Every IT shop has its own way of doing things, but one thread ties them together: They all feel as though they have more work to do than can possibly be accomplished in the allotted time. Experts seem to think the economy is thawing out a bit, and some IT departments are starting to increase headcount, but in most cases staffing levels are just now starting to reach levels they should have hit years ago, falling short of current needs.
A good chunk of what I write about here on InfoWorld are infrastructure management tasks that I consistently see left behind in the wreckage of ambitious application rollout schedules. Though implementation timetables may be met, the price of skimping on good, old-fashioned infrastructure management and planning often gets paid later -- in the form of infrastructure instability, avoidable human error, and unnecessary trips to the corner office for capital or contract labor.
If you're responsible for enterprise IT infrastructure, take a look at this list and see how you stack up. If you're on top of everything, count yourself extremely lucky, but if you aren't, don't feel too bad. You're in good company.

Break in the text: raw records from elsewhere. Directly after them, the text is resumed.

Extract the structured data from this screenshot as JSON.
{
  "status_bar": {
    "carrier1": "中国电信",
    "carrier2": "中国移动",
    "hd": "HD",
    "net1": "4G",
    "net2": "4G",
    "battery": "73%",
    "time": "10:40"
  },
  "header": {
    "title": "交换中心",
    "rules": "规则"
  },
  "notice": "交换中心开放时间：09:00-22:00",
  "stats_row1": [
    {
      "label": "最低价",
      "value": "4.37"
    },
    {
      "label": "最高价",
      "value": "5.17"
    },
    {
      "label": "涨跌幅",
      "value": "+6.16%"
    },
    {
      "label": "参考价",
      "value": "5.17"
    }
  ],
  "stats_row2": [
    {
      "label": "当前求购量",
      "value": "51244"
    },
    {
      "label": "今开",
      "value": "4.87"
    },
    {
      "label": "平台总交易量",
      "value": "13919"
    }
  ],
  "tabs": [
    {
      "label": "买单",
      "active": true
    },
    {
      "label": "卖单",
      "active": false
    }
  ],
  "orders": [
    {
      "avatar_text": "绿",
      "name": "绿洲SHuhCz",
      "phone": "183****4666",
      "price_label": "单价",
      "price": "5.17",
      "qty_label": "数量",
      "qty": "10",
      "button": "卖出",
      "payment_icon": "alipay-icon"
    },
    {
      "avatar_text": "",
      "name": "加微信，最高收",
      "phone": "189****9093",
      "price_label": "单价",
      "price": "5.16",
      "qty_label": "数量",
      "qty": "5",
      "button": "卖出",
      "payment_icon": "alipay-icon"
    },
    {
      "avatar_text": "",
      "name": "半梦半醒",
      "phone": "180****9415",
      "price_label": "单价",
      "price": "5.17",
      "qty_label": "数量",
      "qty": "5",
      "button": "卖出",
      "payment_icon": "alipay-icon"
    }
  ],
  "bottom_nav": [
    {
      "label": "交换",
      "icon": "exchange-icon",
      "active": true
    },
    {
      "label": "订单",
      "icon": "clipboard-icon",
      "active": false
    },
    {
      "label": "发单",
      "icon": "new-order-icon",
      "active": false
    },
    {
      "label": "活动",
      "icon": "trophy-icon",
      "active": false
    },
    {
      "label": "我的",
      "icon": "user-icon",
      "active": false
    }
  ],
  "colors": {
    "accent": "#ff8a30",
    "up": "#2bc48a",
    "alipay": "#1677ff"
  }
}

Anyone who must submit a budget for the next fiscal year has to do at least some kind of technology planning. You can't have any idea how much capital to ask for if you have no idea what you will need to buy. But how often is your budgeting accurate? Do you know what your primary storage infrastructure will look like in two years? Three? Do you know when your backup infrastructure may need more resources? How about when you'll need to expand your virtualization cluster? Have you recently bought a piece of hardware or software you had to replace before you thought you'd need to replace it?